CHAPITRE XXXVI. ENCORE HUIT PAGES

La terre rougeâtre s’élevait en monticules des deux côtés de la fosse. Le Baron creusait sans arrêt depuis deux jours, et il avait atteint la profondeur de trente-neuf mètres sans trouver ce qu’il cherchait.

La sueur ruisselait sur son front déjà hâlé par le soleil implacable des Tropiques. Ses bras musclés étaient enduits de terre rouge jusqu’à l’olécrane. Les gouttes roulaient de ses tempes à ses joues, puis tombaient sur le sol où elles formaient déjà une petite mare de boue. Avec un fragment de la coque de l’hydravion, le Baron s’était fait une bêche, car il avait oublié d’en mettre une dans ses valises. L’outil improvisé faisait merveille sous l’impulsion de ses biceps extravagants.

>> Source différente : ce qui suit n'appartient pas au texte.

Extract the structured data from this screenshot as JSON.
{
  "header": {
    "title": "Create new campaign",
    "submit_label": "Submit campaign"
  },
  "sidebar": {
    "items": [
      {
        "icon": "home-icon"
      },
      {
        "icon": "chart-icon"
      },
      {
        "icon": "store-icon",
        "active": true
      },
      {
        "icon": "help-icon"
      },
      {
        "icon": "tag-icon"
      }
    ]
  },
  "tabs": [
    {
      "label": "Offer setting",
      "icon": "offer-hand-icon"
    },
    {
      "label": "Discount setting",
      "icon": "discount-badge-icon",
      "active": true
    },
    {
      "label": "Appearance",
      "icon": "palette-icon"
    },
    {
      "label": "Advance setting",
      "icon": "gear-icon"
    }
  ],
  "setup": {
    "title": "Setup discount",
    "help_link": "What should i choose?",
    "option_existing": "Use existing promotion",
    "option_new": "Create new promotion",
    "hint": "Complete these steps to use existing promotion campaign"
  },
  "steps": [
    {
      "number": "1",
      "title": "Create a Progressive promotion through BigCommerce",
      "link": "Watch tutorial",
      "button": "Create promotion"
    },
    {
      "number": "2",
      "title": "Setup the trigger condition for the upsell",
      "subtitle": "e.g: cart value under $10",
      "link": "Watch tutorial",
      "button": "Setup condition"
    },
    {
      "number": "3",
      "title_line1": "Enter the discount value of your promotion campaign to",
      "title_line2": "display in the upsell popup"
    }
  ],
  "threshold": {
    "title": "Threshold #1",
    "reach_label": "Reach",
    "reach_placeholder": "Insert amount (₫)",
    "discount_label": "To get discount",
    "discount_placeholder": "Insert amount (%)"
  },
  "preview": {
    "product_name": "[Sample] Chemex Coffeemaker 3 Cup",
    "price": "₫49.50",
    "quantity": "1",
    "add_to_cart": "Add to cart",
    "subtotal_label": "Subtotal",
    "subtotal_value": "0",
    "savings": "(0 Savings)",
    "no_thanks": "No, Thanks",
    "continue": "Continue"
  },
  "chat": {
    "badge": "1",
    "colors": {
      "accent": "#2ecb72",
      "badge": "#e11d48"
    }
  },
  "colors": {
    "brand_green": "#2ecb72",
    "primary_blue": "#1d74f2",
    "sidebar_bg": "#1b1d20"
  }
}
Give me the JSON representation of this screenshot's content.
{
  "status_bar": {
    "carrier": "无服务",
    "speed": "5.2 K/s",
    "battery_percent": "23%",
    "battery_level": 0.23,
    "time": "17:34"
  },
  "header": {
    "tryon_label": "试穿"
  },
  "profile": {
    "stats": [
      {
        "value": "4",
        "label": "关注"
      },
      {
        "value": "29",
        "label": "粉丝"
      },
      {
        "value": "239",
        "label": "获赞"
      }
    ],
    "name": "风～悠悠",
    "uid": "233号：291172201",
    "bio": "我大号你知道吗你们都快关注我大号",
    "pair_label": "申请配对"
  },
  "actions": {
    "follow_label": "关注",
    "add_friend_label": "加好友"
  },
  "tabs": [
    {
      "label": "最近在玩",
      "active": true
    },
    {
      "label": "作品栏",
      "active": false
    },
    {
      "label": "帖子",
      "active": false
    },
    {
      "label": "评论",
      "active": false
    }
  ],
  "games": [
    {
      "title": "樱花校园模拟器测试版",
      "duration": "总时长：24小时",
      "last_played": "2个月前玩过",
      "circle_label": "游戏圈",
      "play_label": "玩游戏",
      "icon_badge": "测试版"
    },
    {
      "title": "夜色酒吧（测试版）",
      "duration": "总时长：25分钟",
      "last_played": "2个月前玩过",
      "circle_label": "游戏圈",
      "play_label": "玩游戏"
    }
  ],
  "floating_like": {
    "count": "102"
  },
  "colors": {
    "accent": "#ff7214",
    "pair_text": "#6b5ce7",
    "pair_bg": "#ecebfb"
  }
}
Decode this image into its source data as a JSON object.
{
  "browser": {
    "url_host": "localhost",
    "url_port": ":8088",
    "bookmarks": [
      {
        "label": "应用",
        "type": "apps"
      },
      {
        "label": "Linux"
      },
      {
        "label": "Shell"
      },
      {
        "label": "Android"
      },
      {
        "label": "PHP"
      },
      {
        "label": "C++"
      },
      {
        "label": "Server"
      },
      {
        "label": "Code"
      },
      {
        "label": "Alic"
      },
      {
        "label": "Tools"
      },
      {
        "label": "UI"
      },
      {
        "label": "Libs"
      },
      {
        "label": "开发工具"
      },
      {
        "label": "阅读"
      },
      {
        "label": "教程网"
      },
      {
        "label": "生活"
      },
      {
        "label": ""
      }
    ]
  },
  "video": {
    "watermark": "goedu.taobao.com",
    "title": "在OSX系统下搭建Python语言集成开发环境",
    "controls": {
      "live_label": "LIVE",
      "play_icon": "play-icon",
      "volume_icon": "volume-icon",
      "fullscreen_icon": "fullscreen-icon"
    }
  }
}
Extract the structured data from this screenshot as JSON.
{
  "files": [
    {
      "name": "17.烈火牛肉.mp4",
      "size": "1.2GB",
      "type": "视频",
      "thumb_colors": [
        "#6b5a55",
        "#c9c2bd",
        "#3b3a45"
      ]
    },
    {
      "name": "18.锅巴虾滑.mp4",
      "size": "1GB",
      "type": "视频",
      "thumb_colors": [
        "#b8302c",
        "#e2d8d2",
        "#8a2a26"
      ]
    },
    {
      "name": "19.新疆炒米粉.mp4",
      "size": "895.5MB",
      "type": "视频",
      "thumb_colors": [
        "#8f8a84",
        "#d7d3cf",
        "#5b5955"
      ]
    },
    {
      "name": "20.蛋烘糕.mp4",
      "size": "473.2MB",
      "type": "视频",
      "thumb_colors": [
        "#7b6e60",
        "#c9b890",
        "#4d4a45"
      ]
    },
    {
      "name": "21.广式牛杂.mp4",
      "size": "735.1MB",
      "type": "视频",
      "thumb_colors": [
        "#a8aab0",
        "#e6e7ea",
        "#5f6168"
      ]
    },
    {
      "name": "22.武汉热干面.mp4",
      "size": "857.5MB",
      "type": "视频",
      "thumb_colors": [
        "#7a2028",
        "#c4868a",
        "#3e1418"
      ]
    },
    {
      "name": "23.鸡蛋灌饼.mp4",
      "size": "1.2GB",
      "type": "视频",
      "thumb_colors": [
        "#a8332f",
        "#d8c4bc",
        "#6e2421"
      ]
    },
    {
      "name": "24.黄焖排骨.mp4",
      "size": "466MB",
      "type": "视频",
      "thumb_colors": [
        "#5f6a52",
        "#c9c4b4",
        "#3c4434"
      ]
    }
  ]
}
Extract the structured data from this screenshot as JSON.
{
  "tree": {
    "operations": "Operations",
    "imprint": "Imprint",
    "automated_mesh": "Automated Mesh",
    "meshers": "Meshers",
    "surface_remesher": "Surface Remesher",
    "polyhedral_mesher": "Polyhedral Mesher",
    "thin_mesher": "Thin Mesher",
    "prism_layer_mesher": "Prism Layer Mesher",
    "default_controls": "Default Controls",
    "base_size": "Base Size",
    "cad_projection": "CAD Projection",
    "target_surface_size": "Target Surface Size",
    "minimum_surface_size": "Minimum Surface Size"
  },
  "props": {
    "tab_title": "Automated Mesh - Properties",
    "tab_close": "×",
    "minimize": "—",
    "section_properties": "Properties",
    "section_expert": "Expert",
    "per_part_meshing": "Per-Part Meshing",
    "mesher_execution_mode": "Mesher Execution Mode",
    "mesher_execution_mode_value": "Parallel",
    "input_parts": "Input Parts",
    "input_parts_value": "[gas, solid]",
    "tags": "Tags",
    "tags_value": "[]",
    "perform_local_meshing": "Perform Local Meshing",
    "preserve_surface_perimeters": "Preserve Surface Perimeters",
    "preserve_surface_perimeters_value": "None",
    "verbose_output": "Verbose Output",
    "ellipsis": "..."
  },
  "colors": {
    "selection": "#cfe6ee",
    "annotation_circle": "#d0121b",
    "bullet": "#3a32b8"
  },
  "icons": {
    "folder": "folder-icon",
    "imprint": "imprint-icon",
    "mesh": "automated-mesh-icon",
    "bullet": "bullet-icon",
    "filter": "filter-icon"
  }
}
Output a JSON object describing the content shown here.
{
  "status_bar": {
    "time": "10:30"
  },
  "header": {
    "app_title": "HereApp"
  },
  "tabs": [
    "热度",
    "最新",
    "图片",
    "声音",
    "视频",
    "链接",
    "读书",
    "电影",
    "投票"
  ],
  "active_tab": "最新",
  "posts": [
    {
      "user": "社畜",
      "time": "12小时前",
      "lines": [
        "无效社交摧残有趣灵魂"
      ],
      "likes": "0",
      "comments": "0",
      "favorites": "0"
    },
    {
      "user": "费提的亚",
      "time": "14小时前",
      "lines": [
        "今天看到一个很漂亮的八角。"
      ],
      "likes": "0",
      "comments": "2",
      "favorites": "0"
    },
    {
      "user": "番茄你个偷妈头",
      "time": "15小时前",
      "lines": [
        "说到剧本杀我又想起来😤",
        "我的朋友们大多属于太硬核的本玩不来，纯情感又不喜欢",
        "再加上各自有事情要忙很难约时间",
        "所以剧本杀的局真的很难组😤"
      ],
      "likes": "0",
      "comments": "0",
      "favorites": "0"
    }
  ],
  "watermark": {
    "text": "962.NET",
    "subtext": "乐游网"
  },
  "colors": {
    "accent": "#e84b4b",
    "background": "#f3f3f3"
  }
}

À la cote 45, le métal de l’engin sonna sec sur du roc. Dégageant prestement la surface de la pierre, le Baron fit apparaître un anneau d’acier jauni. Le saisissant à deux mains, il exerça un puissant effort et l’anneau lui resta dans la main. Par le trou ainsi formé dans la pierre, il passa son index et souleva le bloc massif, démasquant une ouverture béante où l’on entrevoyait des échelons de palétuvier verni menant vers on ne sait quelles profondeurs obscures.

— C’est un piège à gourdes, pensa le Baron. Ils ne m’auront pas comme ça.

Saisissant un fragment de roche, il le précipita dans le puits. Au bout d’un quart d’heure, le bruit d’un clapotis étouffé parvint à ses oreilles.

— Je me trompais, corrigea mentalement le Baron. Allons-y.

Il précipita ses deux valises dans l’étroite ouverture et, avant de s’engager sur le chemin de la descente, il alluma une mèche qu’il avait disposée quelques instants plus tôt au fond de l’excavation. Il referma vivement le puits sur sa tête avec la pierre et dans un fracas assourdissant, quinze à vingt tonnes de terre meuble s’écroulèrent sur la trappe à l’abri de laquelle il commençait à avancer vers les profondeurs.

Le Baron avait bouclé à sa ceinture une forte lampe à gazogène qui, sous un poids réduit, puisqu’elle ne pesait que dix-sept kilos, réussissait à produire une fumée capable de dérober un convoi de onze cargos de sept cents tonnes à la vue d’un observateur de sous-marin aveugle et mal entraîné. Le Baron eut tôt fait de la détacher et de la projeter en l’air d’où elle lui retomba sur la tête quelques instants plus tard.

En moins d’une heure, le Baron fut à l’extrémité de l’échelle, suspendu par les mains au-dessus du vide. Sans hésiter, il remonta, effectuant à la force des poignets un rétablissement complet, et se faufila par les pieds dans un étroit boyau qui s’amorçait deux mètres au-dessous du dernier barreau.

Poussant un ricanement satisfait, il bondit sur ses pieds, se précipita en avant et se cogna violemment la tête contre une cloison en briques pleines, car le boyau tournait brusquement à angle droit.

Le Baron frotta sa bosse avec un linge enduit de liniment Sloan, saupoudra la contusion de farine de moutarde et reprit sa marche reptilienne. Il n’était pas arrivé à l’âge de dix-neuf ans sans avoir cultivé ses facultés. Aussi, comme il avait plus de dix-neuf ans, il voyait dans le noir comme un chat dans un violon, ce qui lui permettait de progresser avec une grande rapidité.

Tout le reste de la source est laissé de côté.